I go to college and I come home and I go to college and I come home and I get ready to pack up all my things again and every goodbye throbs like a severed thumb. I miss seasons I love in places I love, split exactly in half across the country. So I divvy myself up. Send my legs running back to those stunning Pennsylvania autumns. Gouge my eyes out and bind them up in my shoelaces, let them make the journey too, so that they can rest in that place they dream of. I look through photographs and flinch at the sight of last year’s changing leaves, of last year’s golden light in golden dorm rooms. I miss this, I think to myself, and then I laugh, remembering that’s where I’m headed in just a few weeks. Back to October playlists and glorious days of golden friendship. But I can’t let all of me go. So I cut off my hair, tuck a lock beneath my chair at the dining room table. I flake off my skin and bury it in the backyard. I peel off my eyebrows, gnarly like caterpillars, and let them wriggle on the sagging lilac bush. My home is me and I know this and I feel fossilized for it, and somehow, that makes everything a little bit harder and a little bit more okay.

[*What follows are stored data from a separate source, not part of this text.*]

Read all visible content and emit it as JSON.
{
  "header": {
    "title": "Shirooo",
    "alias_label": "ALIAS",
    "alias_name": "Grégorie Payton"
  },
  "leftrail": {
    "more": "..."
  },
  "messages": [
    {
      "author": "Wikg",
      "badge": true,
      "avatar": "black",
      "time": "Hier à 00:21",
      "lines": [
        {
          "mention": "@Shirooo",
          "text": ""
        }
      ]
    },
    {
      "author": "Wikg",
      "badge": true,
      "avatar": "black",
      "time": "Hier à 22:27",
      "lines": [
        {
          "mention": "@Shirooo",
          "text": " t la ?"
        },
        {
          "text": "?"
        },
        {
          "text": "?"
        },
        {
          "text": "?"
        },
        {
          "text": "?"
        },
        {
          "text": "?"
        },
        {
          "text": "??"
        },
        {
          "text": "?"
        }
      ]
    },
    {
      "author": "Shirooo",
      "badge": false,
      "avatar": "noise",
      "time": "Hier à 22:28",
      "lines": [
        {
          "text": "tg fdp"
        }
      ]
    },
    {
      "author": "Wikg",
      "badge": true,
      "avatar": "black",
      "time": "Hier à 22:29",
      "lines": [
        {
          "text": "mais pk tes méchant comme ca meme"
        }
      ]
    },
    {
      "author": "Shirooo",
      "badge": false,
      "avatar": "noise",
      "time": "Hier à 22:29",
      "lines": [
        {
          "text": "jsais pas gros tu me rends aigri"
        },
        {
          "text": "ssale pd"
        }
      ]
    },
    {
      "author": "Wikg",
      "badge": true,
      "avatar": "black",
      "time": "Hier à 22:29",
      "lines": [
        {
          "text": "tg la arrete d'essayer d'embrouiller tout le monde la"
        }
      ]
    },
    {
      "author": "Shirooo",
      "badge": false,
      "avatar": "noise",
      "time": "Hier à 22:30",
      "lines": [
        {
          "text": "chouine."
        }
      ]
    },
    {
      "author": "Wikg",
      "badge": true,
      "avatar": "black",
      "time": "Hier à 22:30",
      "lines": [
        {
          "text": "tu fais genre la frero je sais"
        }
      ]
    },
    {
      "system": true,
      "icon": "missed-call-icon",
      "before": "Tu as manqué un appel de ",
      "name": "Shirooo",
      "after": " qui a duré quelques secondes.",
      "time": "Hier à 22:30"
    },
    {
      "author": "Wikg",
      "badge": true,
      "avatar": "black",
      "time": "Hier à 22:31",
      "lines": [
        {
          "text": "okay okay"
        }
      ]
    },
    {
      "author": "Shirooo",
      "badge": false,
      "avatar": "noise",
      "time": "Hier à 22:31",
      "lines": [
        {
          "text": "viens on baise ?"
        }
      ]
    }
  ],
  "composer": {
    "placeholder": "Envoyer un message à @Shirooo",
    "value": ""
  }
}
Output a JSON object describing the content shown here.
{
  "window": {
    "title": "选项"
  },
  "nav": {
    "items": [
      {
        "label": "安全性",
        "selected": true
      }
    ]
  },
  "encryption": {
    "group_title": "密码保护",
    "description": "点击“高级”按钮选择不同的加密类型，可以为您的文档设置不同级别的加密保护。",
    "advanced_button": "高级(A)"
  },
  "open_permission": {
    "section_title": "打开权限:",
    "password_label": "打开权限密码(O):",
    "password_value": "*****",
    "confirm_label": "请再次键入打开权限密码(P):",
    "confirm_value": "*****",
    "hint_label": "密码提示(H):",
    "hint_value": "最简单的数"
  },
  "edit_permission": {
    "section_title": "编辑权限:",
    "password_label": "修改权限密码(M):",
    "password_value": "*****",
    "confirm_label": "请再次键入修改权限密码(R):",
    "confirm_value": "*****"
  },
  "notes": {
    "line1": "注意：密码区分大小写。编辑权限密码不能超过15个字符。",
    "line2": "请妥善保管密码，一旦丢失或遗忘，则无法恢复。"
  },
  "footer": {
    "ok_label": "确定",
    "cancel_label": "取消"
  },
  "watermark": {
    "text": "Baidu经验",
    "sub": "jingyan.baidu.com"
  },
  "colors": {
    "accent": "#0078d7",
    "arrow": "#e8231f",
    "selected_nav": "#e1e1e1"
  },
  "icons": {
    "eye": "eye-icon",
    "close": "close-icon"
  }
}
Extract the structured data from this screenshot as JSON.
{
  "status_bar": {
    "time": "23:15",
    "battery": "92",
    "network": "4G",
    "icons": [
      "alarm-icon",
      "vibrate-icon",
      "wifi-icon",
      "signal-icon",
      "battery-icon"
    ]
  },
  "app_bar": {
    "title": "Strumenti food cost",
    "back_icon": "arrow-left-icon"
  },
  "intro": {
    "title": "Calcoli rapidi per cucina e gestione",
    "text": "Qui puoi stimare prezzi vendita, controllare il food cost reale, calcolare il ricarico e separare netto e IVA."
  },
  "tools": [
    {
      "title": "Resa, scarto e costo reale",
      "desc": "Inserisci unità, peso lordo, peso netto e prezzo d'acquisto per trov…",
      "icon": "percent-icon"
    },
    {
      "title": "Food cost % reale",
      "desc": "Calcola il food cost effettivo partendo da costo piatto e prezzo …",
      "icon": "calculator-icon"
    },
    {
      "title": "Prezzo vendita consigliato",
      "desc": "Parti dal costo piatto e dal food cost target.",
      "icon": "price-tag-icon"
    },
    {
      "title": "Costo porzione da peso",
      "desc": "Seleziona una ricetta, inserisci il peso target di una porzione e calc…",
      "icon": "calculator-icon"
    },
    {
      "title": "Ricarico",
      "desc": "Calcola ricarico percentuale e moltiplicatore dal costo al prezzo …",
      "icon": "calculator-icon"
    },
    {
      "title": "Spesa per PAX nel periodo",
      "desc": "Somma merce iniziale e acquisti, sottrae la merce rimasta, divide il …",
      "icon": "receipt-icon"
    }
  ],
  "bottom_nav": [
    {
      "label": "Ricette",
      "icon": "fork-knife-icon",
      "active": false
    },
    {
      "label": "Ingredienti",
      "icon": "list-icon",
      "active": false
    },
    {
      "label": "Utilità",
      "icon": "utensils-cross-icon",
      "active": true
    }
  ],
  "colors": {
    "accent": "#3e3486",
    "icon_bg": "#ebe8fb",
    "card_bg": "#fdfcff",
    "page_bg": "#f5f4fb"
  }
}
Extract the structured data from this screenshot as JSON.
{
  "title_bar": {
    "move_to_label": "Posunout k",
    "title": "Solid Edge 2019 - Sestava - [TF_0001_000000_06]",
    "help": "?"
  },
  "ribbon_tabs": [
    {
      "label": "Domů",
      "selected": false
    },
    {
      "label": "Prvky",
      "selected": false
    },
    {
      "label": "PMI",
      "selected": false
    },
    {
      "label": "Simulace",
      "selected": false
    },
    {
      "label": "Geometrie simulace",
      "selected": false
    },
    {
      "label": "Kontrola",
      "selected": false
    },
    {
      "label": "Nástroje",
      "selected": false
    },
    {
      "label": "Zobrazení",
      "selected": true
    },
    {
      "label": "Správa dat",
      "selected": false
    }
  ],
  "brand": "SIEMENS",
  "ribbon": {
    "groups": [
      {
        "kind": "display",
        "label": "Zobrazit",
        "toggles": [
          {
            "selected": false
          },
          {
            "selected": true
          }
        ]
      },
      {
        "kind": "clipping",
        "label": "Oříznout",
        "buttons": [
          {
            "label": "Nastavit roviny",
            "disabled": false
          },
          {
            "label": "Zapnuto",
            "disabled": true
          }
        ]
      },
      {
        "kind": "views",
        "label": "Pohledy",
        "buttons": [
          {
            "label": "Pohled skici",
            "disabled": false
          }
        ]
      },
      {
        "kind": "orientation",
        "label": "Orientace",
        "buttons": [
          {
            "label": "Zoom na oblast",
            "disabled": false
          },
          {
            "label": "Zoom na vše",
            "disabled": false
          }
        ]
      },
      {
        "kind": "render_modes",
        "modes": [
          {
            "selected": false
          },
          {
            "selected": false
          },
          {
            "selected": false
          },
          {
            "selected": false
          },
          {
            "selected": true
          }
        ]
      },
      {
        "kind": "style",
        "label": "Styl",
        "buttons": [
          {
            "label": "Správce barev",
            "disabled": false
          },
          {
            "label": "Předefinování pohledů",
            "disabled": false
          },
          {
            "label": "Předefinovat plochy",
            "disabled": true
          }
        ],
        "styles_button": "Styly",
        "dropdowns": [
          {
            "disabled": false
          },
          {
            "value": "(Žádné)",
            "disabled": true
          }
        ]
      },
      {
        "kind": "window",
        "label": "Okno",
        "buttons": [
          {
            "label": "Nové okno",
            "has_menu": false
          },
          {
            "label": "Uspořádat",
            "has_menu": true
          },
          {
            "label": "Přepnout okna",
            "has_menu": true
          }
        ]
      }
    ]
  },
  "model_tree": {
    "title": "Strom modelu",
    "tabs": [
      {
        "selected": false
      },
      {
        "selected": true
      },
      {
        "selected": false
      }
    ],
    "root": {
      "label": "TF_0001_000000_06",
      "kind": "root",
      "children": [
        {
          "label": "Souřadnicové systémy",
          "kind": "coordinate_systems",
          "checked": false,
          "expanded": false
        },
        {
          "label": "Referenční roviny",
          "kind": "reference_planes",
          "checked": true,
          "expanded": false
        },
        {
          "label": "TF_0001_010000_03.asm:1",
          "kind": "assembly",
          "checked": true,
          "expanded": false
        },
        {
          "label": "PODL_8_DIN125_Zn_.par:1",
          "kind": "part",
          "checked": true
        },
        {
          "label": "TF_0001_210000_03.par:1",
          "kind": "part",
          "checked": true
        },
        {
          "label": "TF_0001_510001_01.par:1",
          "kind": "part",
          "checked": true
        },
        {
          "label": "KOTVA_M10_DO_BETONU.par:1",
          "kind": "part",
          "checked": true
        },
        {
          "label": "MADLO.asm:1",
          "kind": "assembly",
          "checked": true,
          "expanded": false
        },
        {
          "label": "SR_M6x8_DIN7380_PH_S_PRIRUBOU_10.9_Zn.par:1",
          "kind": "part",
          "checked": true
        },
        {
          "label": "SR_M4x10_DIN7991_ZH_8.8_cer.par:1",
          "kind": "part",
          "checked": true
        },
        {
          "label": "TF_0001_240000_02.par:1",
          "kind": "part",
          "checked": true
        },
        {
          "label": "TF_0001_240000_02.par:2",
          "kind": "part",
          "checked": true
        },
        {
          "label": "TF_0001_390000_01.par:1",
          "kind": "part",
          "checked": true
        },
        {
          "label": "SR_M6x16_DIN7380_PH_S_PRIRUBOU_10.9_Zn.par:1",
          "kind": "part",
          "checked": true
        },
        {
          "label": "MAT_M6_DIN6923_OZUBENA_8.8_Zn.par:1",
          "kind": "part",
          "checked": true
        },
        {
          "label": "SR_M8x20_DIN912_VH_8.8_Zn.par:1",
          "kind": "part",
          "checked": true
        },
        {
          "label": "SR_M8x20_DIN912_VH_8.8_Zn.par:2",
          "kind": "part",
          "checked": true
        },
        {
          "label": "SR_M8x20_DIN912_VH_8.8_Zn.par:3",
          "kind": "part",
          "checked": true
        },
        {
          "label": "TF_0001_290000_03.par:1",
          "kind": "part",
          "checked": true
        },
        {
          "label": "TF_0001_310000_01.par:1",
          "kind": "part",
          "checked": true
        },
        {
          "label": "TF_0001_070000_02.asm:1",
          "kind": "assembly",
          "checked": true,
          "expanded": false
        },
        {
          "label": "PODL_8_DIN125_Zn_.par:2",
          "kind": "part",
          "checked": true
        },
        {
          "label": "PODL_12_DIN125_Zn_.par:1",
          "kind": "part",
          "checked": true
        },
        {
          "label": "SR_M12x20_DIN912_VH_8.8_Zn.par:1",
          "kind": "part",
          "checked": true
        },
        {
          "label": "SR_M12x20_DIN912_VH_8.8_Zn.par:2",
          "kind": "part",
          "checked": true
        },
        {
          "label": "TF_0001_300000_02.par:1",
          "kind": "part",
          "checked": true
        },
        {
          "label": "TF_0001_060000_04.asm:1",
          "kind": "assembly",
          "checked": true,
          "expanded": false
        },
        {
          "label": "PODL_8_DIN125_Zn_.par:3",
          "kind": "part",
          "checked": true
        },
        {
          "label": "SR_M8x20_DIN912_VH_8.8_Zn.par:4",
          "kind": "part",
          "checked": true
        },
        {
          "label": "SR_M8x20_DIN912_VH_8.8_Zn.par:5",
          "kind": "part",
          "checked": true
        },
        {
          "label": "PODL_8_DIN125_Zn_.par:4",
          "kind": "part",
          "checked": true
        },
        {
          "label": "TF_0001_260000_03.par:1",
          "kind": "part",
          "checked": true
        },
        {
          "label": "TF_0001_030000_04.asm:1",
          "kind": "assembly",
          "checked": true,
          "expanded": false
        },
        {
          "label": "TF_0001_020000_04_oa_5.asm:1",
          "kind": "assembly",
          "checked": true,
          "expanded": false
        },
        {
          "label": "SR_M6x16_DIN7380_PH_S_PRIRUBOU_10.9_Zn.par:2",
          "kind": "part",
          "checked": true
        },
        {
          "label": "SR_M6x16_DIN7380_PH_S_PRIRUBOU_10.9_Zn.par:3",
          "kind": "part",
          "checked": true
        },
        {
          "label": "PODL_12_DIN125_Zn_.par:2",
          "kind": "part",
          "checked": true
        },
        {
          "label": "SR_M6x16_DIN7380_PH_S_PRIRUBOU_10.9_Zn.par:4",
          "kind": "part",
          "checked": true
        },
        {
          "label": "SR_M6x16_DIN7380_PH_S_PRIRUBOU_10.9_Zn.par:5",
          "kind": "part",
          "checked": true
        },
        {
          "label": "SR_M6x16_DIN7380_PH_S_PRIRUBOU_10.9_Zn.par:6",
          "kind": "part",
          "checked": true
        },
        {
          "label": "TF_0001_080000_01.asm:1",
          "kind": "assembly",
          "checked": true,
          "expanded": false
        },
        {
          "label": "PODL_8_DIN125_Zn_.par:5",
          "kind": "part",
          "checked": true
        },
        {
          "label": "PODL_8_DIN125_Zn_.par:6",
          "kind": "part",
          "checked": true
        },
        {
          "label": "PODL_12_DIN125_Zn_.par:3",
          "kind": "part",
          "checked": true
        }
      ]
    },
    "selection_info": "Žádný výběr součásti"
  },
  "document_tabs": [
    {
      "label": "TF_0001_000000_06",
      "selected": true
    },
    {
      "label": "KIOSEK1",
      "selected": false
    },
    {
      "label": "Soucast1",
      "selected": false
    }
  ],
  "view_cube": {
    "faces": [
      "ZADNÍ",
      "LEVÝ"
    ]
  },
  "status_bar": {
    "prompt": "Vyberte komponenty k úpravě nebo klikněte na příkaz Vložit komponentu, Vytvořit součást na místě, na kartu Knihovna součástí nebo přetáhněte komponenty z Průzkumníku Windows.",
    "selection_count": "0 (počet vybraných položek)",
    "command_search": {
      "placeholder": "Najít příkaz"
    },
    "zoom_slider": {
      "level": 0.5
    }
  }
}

On the last day of summer, I will eat baby carrots in ups and downs and rights and lefts and wrongs and rights. I will eat them so fast that I will begin to worry about puking as the plane takes off. I will slip in a finger. I will bite down as if I, too, am orange. The separation of flesh and bone and blood and love is inhuman but it will happen and it is happening and so I will spit and I will care and I will carry. I will kiss him goodbye. I will leave my hands in his bedroom. I love him, and this is how it aches.